What makes the cases in Arkansas so specific?
In Arkansas, the pace of the scheduled executions is unprecedented since the reinstitution of the death penalty in the US in 1977. It has caused international uproar and indignation.
What makes the cases in Arkansas different is that there are many matters being discussed at various court levels at the moment. One of the issues that was argued at the Supreme Court of Arkansas this past few weeks had to do with the legality of the use of midazlolam, and whether or not it qualified as a « cruel and unusual punishment ». The Swiss firm Hoffman La Roche, that invented and produces the drug, was not even aware of the fact that its product was going to be used in capital executions, and decided to stop selling the drug to states altogether, although some states did try to curb the interdiction. However, challenges on the grounds of the legality of the drug fell short after the Supreme Court of Arkansas ruled that it was legal to use midazolam in executions.
Moreover, dozens of judges have sent a petition to Asa Hutchinson to request a stay of the executions.

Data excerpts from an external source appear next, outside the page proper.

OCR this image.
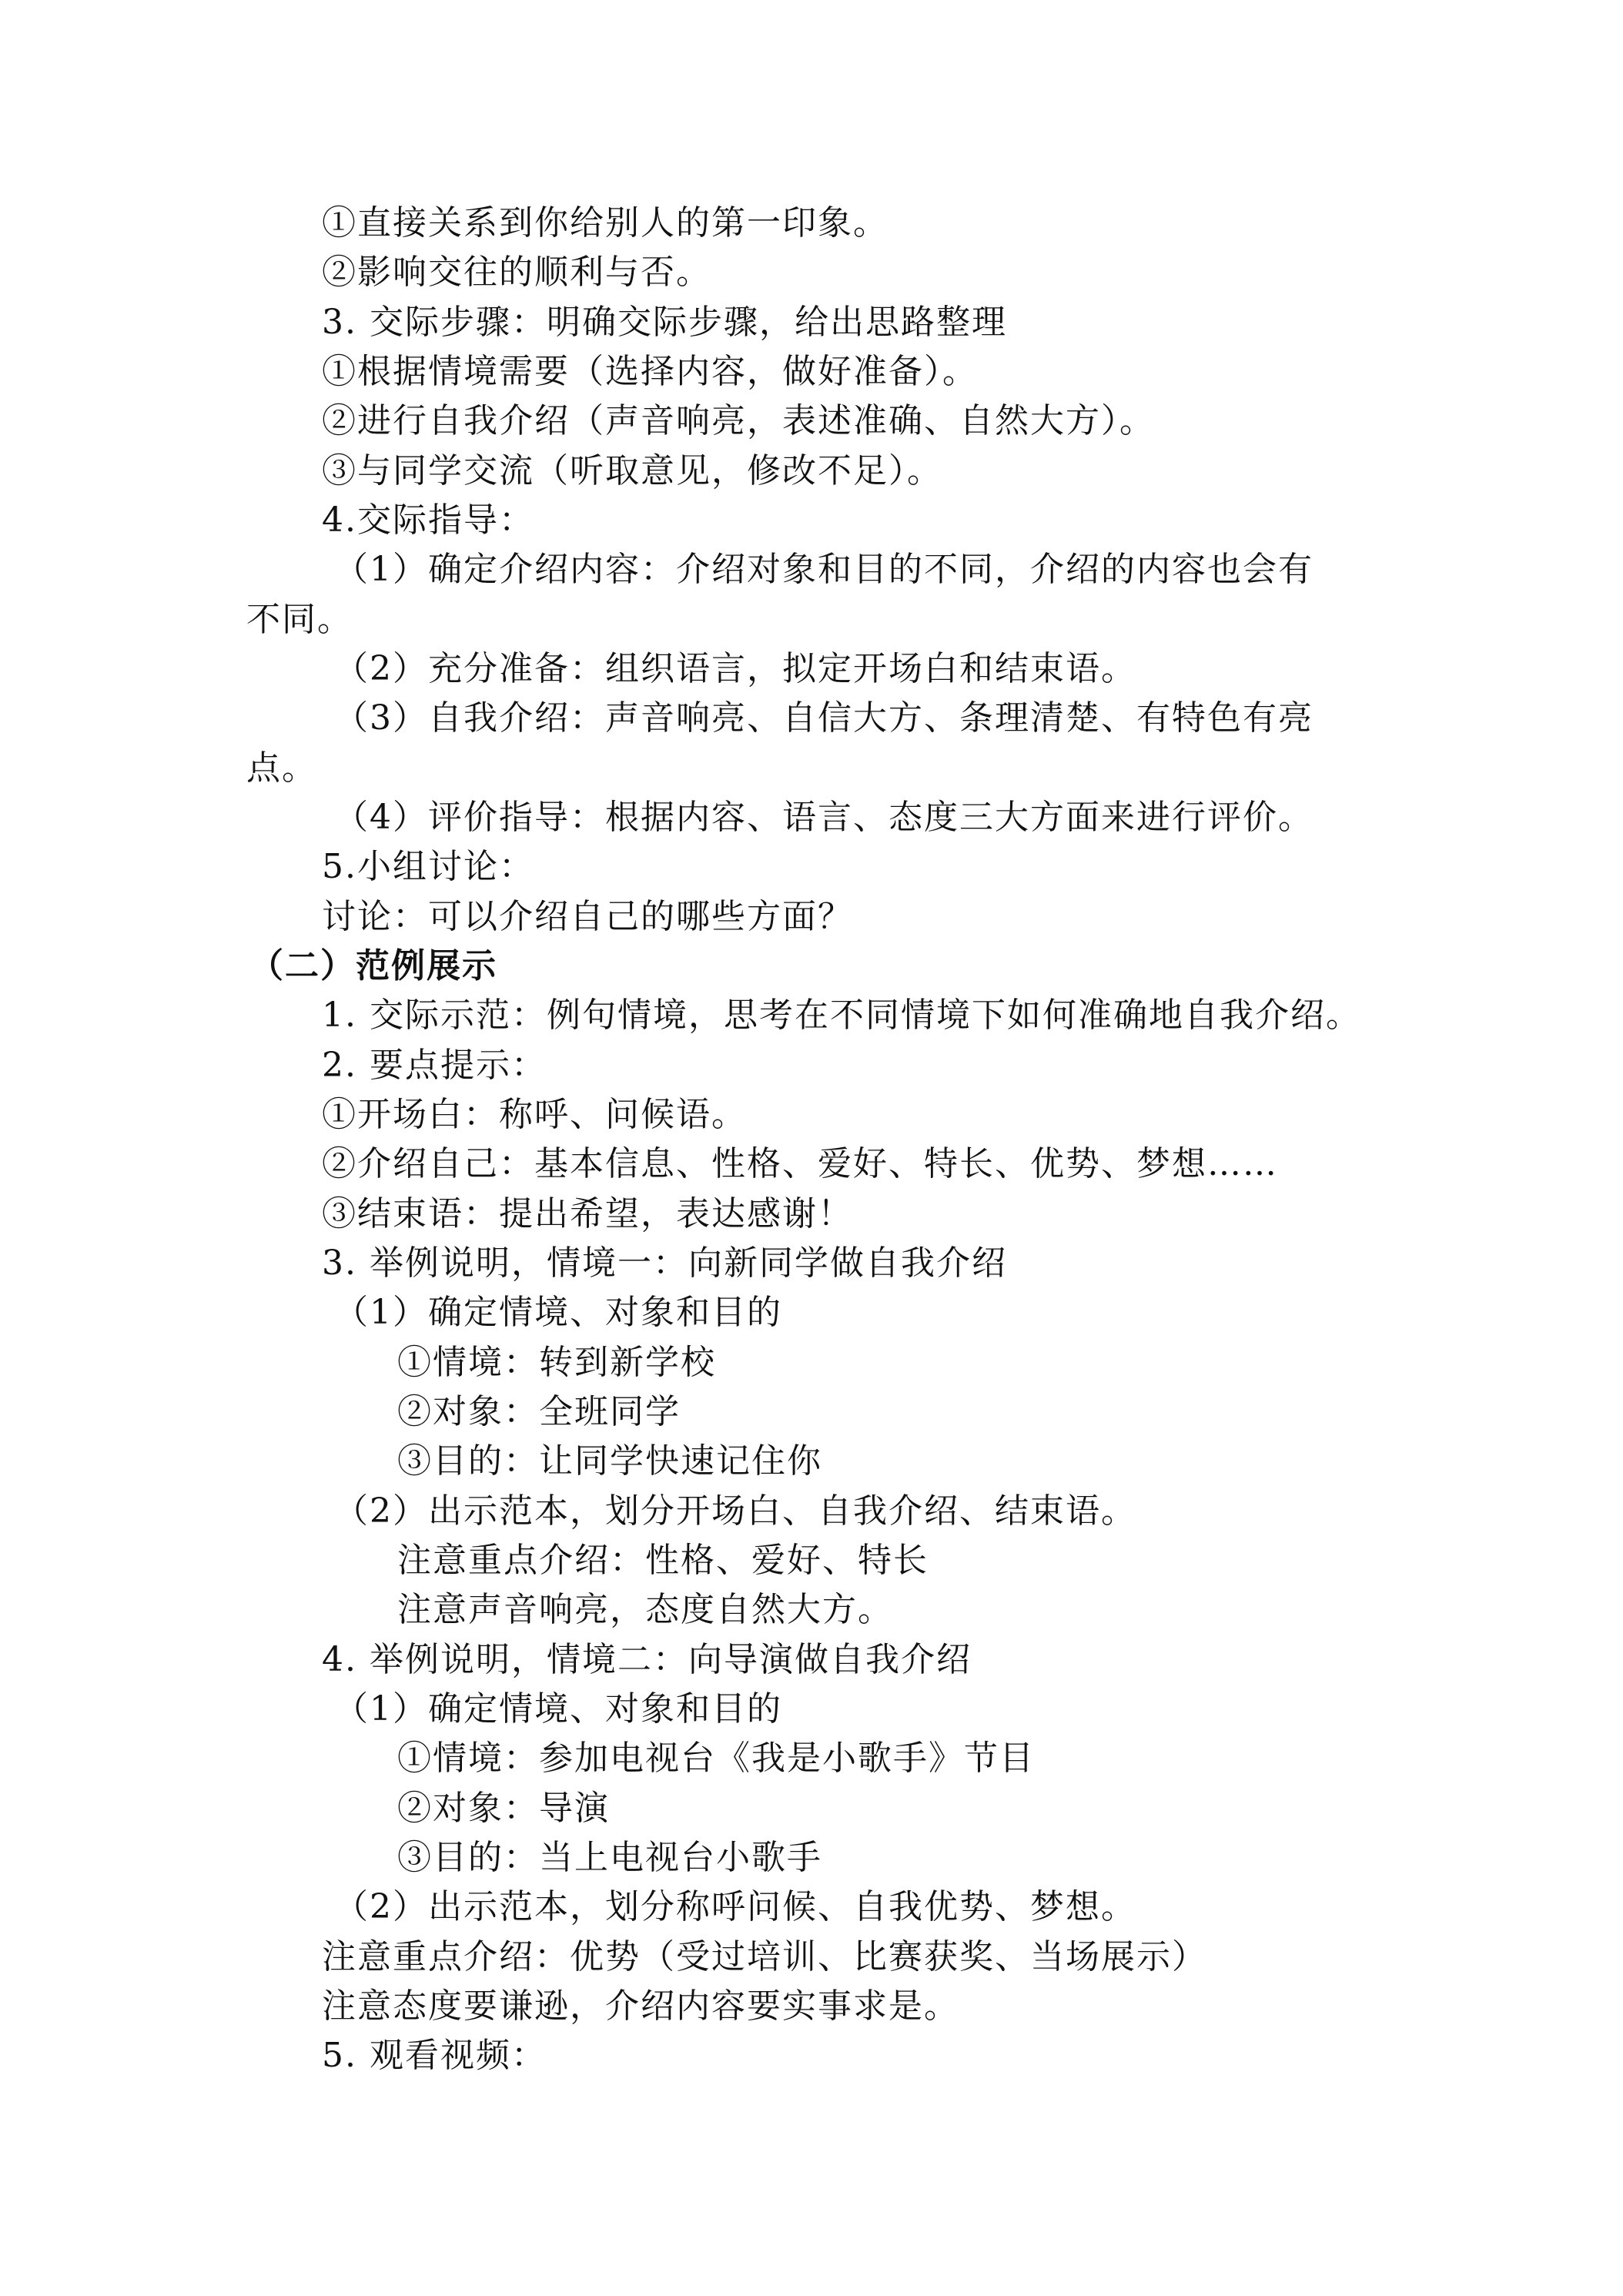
①直接关系到你给别人的第一印象。
②影响交往的顺利与否。
3. 交际步骤：明确交际步骤，给出思路整理
①根据情境需要（选择内容，做好准备）。
②进行自我介绍（声音响亮，表述准确、自然大方）。
③与同学交流（听取意见，修改不足）。
4.交际指导：
（1）确定介绍内容：介绍对象和目的不同，介绍的内容也会有
不同。
（2）充分准备：组织语言，拟定开场白和结束语。
（3）自我介绍：声音响亮、自信大方、条理清楚、有特色有亮
点。
（4）评价指导：根据内容、语言、态度三大方面来进行评价。
5.小组讨论：
讨论：可以介绍自己的哪些方面？
（二）范例展示
1. 交际示范：例句情境，思考在不同情境下如何准确地自我介绍。
2. 要点提示：
①开场白：称呼、问候语。
②介绍自己：基本信息、性格、爱好、特长、优势、梦想……
③结束语：提出希望，表达感谢！
3. 举例说明，情境一：向新同学做自我介绍
（1）确定情境、对象和目的
①情境：转到新学校
②对象：全班同学
③目的：让同学快速记住你
（2）出示范本，划分开场白、自我介绍、结束语。
注意重点介绍：性格、爱好、特长
注意声音响亮，态度自然大方。
4. 举例说明，情境二：向导演做自我介绍
（1）确定情境、对象和目的
①情境：参加电视台《我是小歌手》节目
②对象：导演
③目的：当上电视台小歌手
（2）出示范本，划分称呼问候、自我优势、梦想。
注意重点介绍：优势（受过培训、比赛获奖、当场展示）
注意态度要谦逊，介绍内容要实事求是。
5. 观看视频：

A Kickstarter was launched to fund the visits of the families to the inmates. Of course, the convicts are filling applications for clemency. The media and independent initiatives such as the Fair Punishment Project, funded by the Harvard Law School, are challenging the very validity of the trials.

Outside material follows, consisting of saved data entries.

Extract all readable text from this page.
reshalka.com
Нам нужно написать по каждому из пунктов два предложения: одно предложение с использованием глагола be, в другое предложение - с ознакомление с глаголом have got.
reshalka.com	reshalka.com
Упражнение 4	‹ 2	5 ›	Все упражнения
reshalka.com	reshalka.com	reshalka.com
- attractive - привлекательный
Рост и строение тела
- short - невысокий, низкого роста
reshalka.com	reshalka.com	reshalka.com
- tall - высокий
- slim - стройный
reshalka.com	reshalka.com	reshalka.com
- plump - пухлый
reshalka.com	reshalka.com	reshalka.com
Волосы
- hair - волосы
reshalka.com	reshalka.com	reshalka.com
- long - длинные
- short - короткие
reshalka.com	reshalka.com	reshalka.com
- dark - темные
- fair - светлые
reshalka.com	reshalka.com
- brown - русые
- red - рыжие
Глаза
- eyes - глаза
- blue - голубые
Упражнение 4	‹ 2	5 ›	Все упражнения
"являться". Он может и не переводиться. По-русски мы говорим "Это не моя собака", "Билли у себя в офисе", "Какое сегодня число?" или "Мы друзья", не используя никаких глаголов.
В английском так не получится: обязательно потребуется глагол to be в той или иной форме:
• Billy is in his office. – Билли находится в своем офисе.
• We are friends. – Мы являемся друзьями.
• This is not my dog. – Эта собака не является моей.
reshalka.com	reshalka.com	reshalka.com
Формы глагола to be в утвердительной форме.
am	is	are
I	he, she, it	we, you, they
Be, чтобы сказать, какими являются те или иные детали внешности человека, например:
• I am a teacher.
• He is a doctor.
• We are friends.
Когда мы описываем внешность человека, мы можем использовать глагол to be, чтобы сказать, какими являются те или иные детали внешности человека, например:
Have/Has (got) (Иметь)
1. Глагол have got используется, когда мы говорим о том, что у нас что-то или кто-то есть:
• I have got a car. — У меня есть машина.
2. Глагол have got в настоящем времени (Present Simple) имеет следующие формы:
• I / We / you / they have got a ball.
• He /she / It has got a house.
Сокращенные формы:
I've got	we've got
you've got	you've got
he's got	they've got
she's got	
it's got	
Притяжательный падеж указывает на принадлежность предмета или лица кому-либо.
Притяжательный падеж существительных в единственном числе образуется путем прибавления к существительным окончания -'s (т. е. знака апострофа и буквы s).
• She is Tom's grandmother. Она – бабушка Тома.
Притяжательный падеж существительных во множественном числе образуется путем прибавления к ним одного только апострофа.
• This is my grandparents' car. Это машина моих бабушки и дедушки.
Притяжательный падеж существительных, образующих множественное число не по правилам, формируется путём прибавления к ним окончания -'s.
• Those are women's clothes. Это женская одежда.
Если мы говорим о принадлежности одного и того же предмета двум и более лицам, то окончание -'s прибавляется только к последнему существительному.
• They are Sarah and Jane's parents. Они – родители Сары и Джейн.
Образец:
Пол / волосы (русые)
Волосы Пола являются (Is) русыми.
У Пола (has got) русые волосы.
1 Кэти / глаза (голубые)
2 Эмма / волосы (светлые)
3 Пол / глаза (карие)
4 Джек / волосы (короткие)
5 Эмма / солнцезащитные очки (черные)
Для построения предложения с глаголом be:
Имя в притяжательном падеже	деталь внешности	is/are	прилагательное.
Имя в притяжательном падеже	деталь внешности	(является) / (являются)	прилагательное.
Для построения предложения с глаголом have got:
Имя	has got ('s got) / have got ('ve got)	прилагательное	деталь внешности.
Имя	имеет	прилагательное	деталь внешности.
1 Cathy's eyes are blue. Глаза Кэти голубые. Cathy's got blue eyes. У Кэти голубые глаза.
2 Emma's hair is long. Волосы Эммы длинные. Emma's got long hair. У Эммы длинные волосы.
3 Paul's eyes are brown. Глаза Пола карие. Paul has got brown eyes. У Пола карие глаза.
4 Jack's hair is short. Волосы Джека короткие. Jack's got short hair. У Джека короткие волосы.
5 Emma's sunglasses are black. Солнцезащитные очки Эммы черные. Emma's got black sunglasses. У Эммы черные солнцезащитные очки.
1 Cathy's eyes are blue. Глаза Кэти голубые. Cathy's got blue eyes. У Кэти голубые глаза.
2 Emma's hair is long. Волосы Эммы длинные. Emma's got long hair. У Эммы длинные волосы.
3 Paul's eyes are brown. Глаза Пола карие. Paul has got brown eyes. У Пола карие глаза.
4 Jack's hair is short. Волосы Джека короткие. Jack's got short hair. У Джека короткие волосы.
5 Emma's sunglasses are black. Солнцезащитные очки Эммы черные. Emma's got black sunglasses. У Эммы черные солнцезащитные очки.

Because there was something wrong with the trials?
In fact, it turns out that all the men scheduled to be executed in Arkansas have an IQ falling below 70, which qualifies for mental illness and impairment. Bruce Ward is a paranoid schizophrenic (he does not believe that he is going to die, but that he is leaving soon to go on a « special mission as an evangelist ». He also sees dogs all over his cell.
No independent party has ever assessed Don Davis’s mental health. It is all the same for Ledelle Lee. Stacey Johnson’s lawyer has never taken a closer look at his client’s personal background. All of the convicts suffered from constant neglect during their childhood. Their families beat them and they grew up in crushing poverty. Some of the men were raped multiple times, and Marcel William’s mother pimped him on a regular basis in exchange for food stamps and a place to stay. All of them have suffered from bad and inconstant representation during the course of their trial. The Fair Punishment Project argues:
« Across the eight cases, the quality of lawyering that we detected falls short of any reasonable standard of effectiveness—one lawyer was drunk in court, while another struggled with mental illness. Several of the lawyers missed deadlines, failed to visit their clients, and continued on a case despite the appearance of a conflict of interest. »

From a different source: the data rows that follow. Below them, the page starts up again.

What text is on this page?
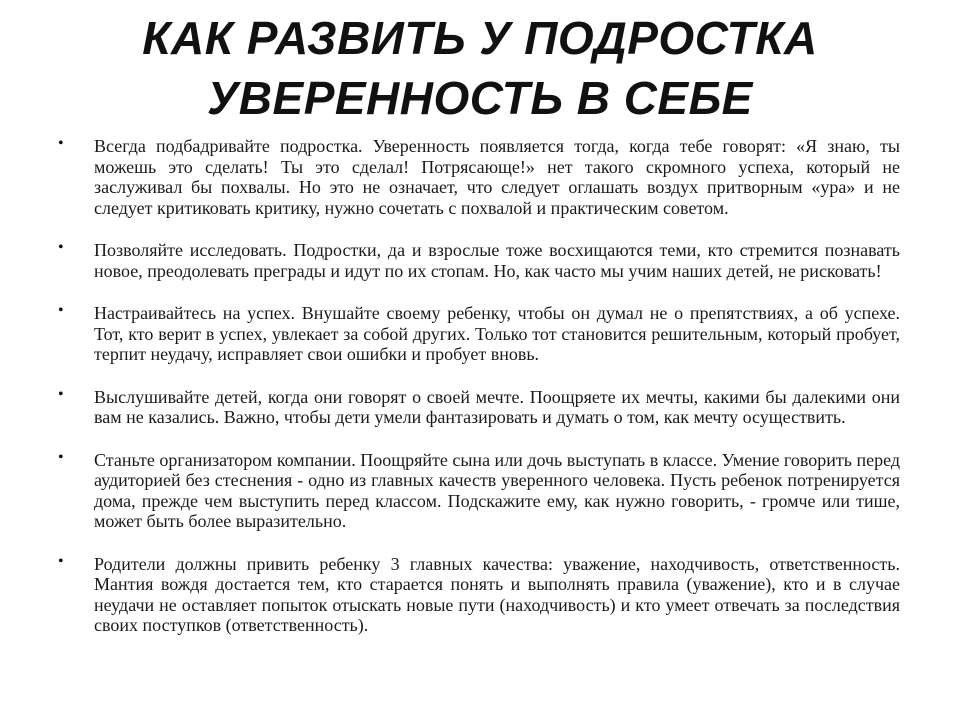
КАК РАЗВИТЬ У ПОДРОСТКА
УВЕРЕННОСТЬ В СЕБЕ
• Всегда подбадривайте подростка. Уверенность появляется тогда, когда тебе говорят: «Я знаю, ты можешь это сделать! Ты это сделал! Потрясающе!» нет такого скромного успеха, который не заслуживал бы похвалы. Но это не означает, что следует оглашать воздух притворным «ура» и не следует критиковать критику, нужно сочетать с похвалой и практическим советом.
• Позволяйте исследовать. Подростки, да и взрослые тоже восхищаются теми, кто стремится познавать новое, преодолевать преграды и идут по их стопам. Но, как часто мы учим наших детей, не рисковать!
• Настраивайтесь на успех. Внушайте своему ребенку, чтобы он думал не о препятствиях, а об успехе. Тот, кто верит в успех, увлекает за собой других. Только тот становится решительным, который пробует, терпит неудачу, исправляет свои ошибки и пробует вновь.
• Выслушивайте детей, когда они говорят о своей мечте. Поощряете их мечты, какими бы далекими они вам не казались. Важно, чтобы дети умели фантазировать и думать о том, как мечту осуществить.
• Станьте организатором компании. Поощряйте сына или дочь выступать в классе. Умение говорить перед аудиторией без стеснения - одно из главных качеств уверенного человека. Пусть ребенок потренируется дома, прежде чем выступить перед классом. Подскажите ему, как нужно говорить, - громче или тише, может быть более выразительно.
• Родители должны привить ребенку 3 главных качества: уважение, находчивость, ответственность. Мантия вождя достается тем, кто старается понять и выполнять правила (уважение), кто и в случае неудачи не оставляет попыток отыскать новые пути (находчивость) и кто умеет отвечать за последствия своих поступков (ответственность).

The Project suggest that the governor issues a moratorium while further investigation is conducted.
What happens next?
The Supreme Court is likely to review the cases and last minute appeals because of the uproar the affair is causing. So far, no execution has been carried out. Yesterday, the Supreme Court of Arkansas stopped the executions of Don Davis and Bruce Ward. However, the attorney general of Arkansas challenged the decision of this court and asked for the US Supreme Court to overrule the decision for Don Davis (remember, no background research of his mental health has been conducted, so he is not considered as mentally impaired contrary to Bruce Ward who is acknowledged as being, according to the Fair Punishment Project, « insane »). The Supreme Court did not overrule the decision: it suspended the execution of Don Davis. We are now waiting to see what will happen to the other inmates, and what the Supreme Court will rule when reviewing the inmates mental health condition. Much more is to come in the following days. Remember that no stay of execution has been issued for the other 5 convicts… yet.